I think you should look at "out" as if it were the function's return value:

#void func(out int i) { return i; }
#int func() { int i; return i; }

I think these two should behave the same way. In fact, they do :)

L.

"Hasan Aljudy" <hasan.aljudy gmail.com> wrote in message 
news:e4p6vo$1kmn$1 digitaldaemon.com...
 Interesting, but why? What situations need this kind of behaviour?

 Unknown W. Brackets wrote:
 There's a big difference:

 out initializes the variable to the default initializer.
 inout does not change the value passed in.

 Example:

 import std.stdio;

 int foo1(out i)
 {
    writefln(i);
 }

 int foo2(inout i)
 {
    writefln(i);
 }

 int main()
 {
    int i;

    i = 5;
    foo1(i);

    i = 5;
    foo2(i);

    return 0;
 }

 Will output:

 0
 5

 Because in the first case i is set to 0 because it is an int.  Out means 
 that the value before the call doesn't matter; with inout it may matter.

 -[Unknown]


 Maybe a silly question, but what's the difference bebtween "out" 
 parameters and "inout" parameters?
 For a long time I was under the impression that there's no difference .. 
 but I'm not sure anymore. 

Deewiant <deewiant.doesnotlike.spam gmail.com> writes:

Hasan Aljudy wrote:
 Interesting, but why?

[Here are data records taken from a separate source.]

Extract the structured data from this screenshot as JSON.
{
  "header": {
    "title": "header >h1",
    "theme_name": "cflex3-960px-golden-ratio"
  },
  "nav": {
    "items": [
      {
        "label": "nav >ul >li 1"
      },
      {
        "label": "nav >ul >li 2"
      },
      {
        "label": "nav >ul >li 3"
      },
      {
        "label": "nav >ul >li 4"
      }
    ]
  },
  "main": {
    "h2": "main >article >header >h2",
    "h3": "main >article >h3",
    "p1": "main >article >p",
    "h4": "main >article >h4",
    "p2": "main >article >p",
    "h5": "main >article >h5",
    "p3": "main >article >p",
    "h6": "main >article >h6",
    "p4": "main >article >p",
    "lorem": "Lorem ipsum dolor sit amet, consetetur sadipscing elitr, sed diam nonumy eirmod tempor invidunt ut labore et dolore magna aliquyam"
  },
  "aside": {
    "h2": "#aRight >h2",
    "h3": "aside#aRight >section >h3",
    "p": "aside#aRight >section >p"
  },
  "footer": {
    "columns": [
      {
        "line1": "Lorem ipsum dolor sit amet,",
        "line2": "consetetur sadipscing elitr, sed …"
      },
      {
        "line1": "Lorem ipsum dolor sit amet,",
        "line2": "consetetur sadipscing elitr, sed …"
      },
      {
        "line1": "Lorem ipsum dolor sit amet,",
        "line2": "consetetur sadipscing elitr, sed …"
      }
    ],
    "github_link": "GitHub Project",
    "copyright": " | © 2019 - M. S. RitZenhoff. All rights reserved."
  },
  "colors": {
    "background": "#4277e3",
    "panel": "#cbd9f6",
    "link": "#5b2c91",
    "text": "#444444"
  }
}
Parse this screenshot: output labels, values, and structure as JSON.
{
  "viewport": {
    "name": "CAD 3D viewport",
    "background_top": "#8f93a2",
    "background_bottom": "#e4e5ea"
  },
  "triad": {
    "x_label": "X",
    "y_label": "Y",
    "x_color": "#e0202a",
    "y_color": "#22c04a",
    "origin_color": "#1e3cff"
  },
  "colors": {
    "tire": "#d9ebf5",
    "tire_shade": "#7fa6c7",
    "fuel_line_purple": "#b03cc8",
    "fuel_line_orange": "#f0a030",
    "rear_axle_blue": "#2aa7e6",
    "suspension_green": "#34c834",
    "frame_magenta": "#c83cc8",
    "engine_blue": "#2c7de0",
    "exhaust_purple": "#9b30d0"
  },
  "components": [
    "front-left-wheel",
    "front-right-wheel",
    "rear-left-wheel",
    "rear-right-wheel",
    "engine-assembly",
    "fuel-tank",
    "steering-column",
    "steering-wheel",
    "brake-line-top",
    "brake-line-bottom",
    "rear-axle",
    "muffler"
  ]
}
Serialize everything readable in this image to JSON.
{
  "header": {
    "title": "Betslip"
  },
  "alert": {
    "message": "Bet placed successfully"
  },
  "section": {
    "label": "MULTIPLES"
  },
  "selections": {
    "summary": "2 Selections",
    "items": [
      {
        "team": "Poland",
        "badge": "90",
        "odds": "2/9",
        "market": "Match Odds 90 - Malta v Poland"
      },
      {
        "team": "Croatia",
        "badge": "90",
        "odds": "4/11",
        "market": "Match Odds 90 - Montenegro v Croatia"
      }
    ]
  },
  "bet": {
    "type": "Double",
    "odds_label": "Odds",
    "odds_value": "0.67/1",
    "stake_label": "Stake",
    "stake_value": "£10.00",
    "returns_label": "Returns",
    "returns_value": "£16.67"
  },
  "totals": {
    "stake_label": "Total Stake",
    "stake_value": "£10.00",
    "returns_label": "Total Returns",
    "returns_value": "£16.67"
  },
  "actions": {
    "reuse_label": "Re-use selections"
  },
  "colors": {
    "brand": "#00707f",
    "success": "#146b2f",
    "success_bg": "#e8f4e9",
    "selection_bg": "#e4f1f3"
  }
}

What situations need this kind of behaviour?
 

In current D it's rarely actually needed, since objects' and arrays' contents
can be modified regardless of in, out, or inout, and it's usually the contents
and not the reference that is changed. But basically the kind of situation would
be something like the following:

void empty(out Array x) { x.length = 0; }

I hope you get the idea. It does come up quite rarely.

"Unknown W. Brackets" <unknown simplemachines.org> writes:

Image a state-based function that did not utilize a class for storing 
its state information.

bool do_something(in Stream s, inout int state);

Then you might do this:

int state = 0;
while (do_something(s, state))
    writefln("Current state: ", state, "\n");

This isn't the best example, I'm afraid, but it's the clearest one I can 
think of at the moment.  It's not needed every day, but it has definite 
uses.

I guess another option would be:

bool do_something(Stream s, in int previous_state, out new_state);

But that seems silly.

-[Unknown]


 Interesting, but why? What situations need this kind of behaviour?